Col passare delle settimane e il crescere dell’emergenza Coronavirus, si inaspriscono ancora di più i rapporti tra i governanti di città, province e dell’intero Paese. Se da un lato la Lombardia sembra in costante contrasto con le direttive ministeriali, anche al suo interno non mancano voci di dissenso. 7 sindaci hanno inviato una lettera aperta al Presidente Fontana, il quale ha replicato con toni molto duri.

La lettera dei sindaci lombardi

La notizia è emersa nella giornata di ieri, quando sui numerosi account dei sindaci delle città lombarda è apparso lo stesso post recante le stesse domande dirette ad Attilio Fontana, Governatore della Lombadia.

I firmatari sono il sindaco di Milano Beppe Sala, Giorgio Gori di Bergamo, Emilio del Bono di Brescia e con loro i primi cittadini di Cremona, Lecco, Mantova e Varese.

Tutti insieme hanno sollevato alcune domande precise:

  • Quando saranno disponibili i dispositivi di protezione – a partire dalle mascherine – il cui arrivo è stato promesso da tempo?
  • Che cosa sta facendo la Regione per proteggere il personale sanitario e gli ospiti delle RSA, in molte delle quali sappiamo purtroppo di numerosi decessi?
  • Perché la Regione Lombardia non segue le direttive del Ministero e dell’Istituto Superiore di Sanità che prescrivono di sottoporre a tampone i sintomatici e, qualora questi siano positivi, i loro familiari e i contatti recenti?
  • Perché la Regione Lombardia non ha ancora autorizzato l’avvio della sperimentazione dei test sierologici che altre regioni, come il Veneto e l’Emilia-Romagna, hanno invece attivato?

Vogliamo capire l’indirizzo che dovremo prendere insieme per confrontarci con questo virus” avrebbe aggiunto Sala secondo le parole riportate da Adnkronos; Il messaggio è stato recepito forte e chiaro, ma la risposta di Fontana non è stata quella che probabilmente speravano.

Post del sindaco di Milano Beppe Sala
Post del sindaco di Milano Beppe Sala

La replica di Fontana: “Bieca speculazione politica”

Poche ore dopo infatti è arrivata la replica di Fontana, sempre tramite social. “Non c’è peggior sordo di chi non vuole ascoltare – il duro incipit – Se poi la ‘lezioncina’ arriva da chi non ha competenze scientifiche dirette, la cosa diventa per pura e bieca speculazione politica ancora più inopportuna e per certi versi triste“.

Fontana poi continua sugli stessi duri toni di confronti: “Un modo di comportarsi irresponsabile e poco consono per chi ricopre un ruolo istituzionale“. Per il Governatore, “C’è una strategia politica e che quindi l’obiettivo è tenere alta la polemica contro la Regione, impegnata invece 24 ore su 24 a contrastare concretamente il virus“.

Post facebook di Attilio Fontana
Post Facebook di Attilio Fontana

La contro-risposta dei Sindaci

Non è finita qui, alla risposta di Fontana i 7 sindaci hanno replicato con un altro post “a reti unificate”, in cui sembra evidente un tentativo di stemperare i toni ma allo stesso tempo di ribadire le domande poste.

Nei post si legge: “Siamo noi sindaci i primi a sapere che oggi i cittadini non vogliono polemiche, ma soluzioni corrette per questa drammatica situazione“. Per questo “sollecitiamo Regione ad un chiarimento sulla linea da tenere.
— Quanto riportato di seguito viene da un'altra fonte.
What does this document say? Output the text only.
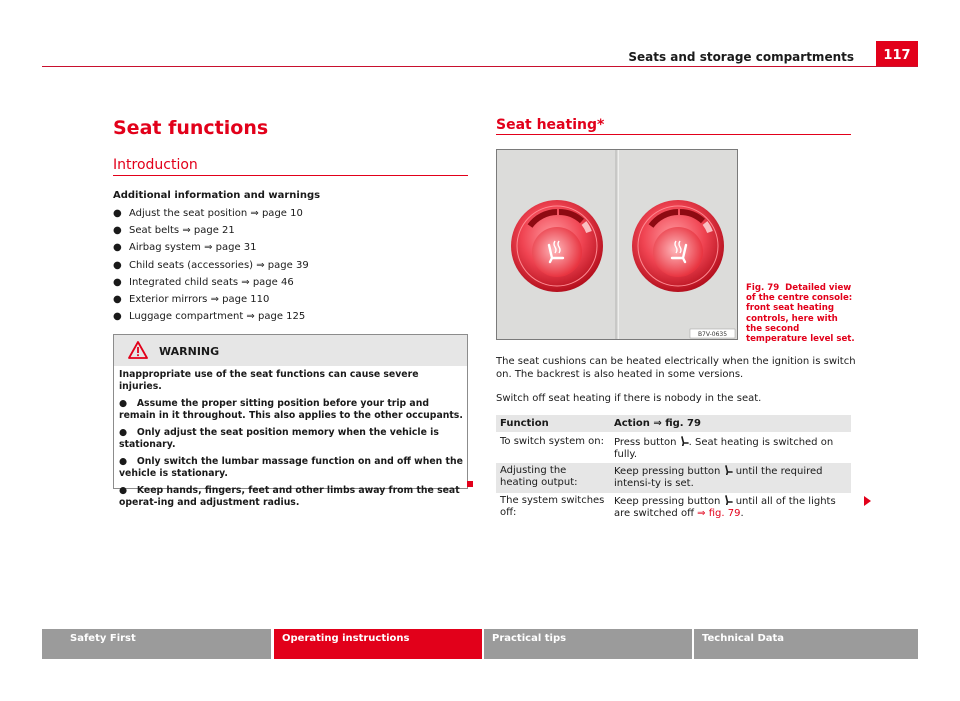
Seats and storage compartments	117
Seat functions
Introduction
Additional information and warnings
● Adjust the seat position ⇒ page 10
● Seat belts ⇒ page 21
● Airbag system ⇒ page 31
● Child seats (accessories) ⇒ page 39
● Integrated child seats ⇒ page 46
● Exterior mirrors ⇒ page 110
● Luggage compartment ⇒ page 125
WARNING

Inappropriate use of the seat functions can cause severe injuries.

● Assume the proper sitting position before your trip and remain in it throughout. This also applies to the other occupants.

● Only adjust the seat position memory when the vehicle is stationary.

● Only switch the lumbar massage function on and off when the vehicle is stationary.

● Keep hands, fingers, feet and other limbs away from the seat operat-ing and adjustment radius.

Seat heating*
B7V-0635
Fig. 79 Detailed view of the centre console: front seat heating controls, here with the second temperature level set.
The seat cushions can be heated electrically when the ignition is switch on. The backrest is also heated in some versions.
Switch off seat heating if there is nobody in the seat.
Function	Action ⇒ fig. 79
To switch system on:	Press button . Seat heating is switched on fully.
Adjusting the heating output:	Keep pressing button  until the required intensi-ty is set.
The system switches off:	Keep pressing button  until all of the lights are switched off ⇒ fig. 79.
Safety First	Operating instructions	Practical tips	Technical Data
Chiarimento che non abbiamo“.

Il post poi si conclude dicendo: “Come risposta veniamo accusati di essere ‘biechi speculatori politici’. Ma il punto è: sono domande vere e di senso? Noi vi garantiamo che sono poste nel solo interesse dei cittadini“.

Fontana: “Regione Lombardia è istituzione seria

L’ultimo capitolo è datato poche ore fa ed è un altro post di Attilio Fontana.
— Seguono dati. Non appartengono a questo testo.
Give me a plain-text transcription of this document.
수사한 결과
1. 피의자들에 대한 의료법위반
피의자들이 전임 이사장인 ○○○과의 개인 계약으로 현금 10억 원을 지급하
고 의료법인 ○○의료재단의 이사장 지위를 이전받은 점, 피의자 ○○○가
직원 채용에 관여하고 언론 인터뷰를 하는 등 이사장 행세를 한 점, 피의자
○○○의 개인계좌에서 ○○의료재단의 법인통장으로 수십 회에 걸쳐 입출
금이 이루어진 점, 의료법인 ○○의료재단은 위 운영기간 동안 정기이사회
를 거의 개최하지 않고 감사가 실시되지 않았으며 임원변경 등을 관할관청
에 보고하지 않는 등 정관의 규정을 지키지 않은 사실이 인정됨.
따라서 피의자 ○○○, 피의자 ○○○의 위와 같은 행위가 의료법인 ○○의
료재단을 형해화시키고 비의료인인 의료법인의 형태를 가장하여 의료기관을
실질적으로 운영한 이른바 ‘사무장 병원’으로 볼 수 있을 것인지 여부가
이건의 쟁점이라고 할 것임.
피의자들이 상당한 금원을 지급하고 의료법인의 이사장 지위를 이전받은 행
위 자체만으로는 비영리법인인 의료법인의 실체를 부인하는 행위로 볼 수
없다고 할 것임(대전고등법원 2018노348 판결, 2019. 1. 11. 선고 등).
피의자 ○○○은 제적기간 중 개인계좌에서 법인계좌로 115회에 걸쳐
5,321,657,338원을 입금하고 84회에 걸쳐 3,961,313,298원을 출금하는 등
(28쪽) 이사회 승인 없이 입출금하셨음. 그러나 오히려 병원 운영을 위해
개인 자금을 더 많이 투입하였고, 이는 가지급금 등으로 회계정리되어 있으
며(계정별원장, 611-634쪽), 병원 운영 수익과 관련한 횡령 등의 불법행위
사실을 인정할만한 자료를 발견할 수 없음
Nello stesso, entra nel merito di alcuni punti espressi, ribadendo che: “Regione Lombardia è una istituzione seria. Che agisce solo ed esclusivamente sulla base di riscontri scientifici“.
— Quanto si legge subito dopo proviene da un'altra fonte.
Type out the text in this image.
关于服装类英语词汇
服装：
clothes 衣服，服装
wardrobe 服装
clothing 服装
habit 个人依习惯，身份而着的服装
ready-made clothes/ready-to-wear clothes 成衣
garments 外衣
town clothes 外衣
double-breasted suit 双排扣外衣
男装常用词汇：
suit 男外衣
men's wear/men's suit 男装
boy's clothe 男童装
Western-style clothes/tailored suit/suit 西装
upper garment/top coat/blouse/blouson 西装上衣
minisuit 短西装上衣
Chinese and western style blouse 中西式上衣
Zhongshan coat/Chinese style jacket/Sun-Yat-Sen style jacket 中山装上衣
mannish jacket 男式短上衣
Nel post entra quindi nel merito dei test rapidi (che sarebbero in corso di verifica), del ritardo delle mascherine in consegna (accusando di riflesso la burocrazia di Roma) e delle RSA, le Residenze per Anziani. “Queste cose i sindaci le conoscono da settimane. Fingono di ignorarle evidentemente per calcolo politico” conclude Fontana.

Post di Attilio Fontana

Uno scontro che sembra lontano dall’essere finito, e che avvelena ancora di più il clima della società, prima ancora che quello politico.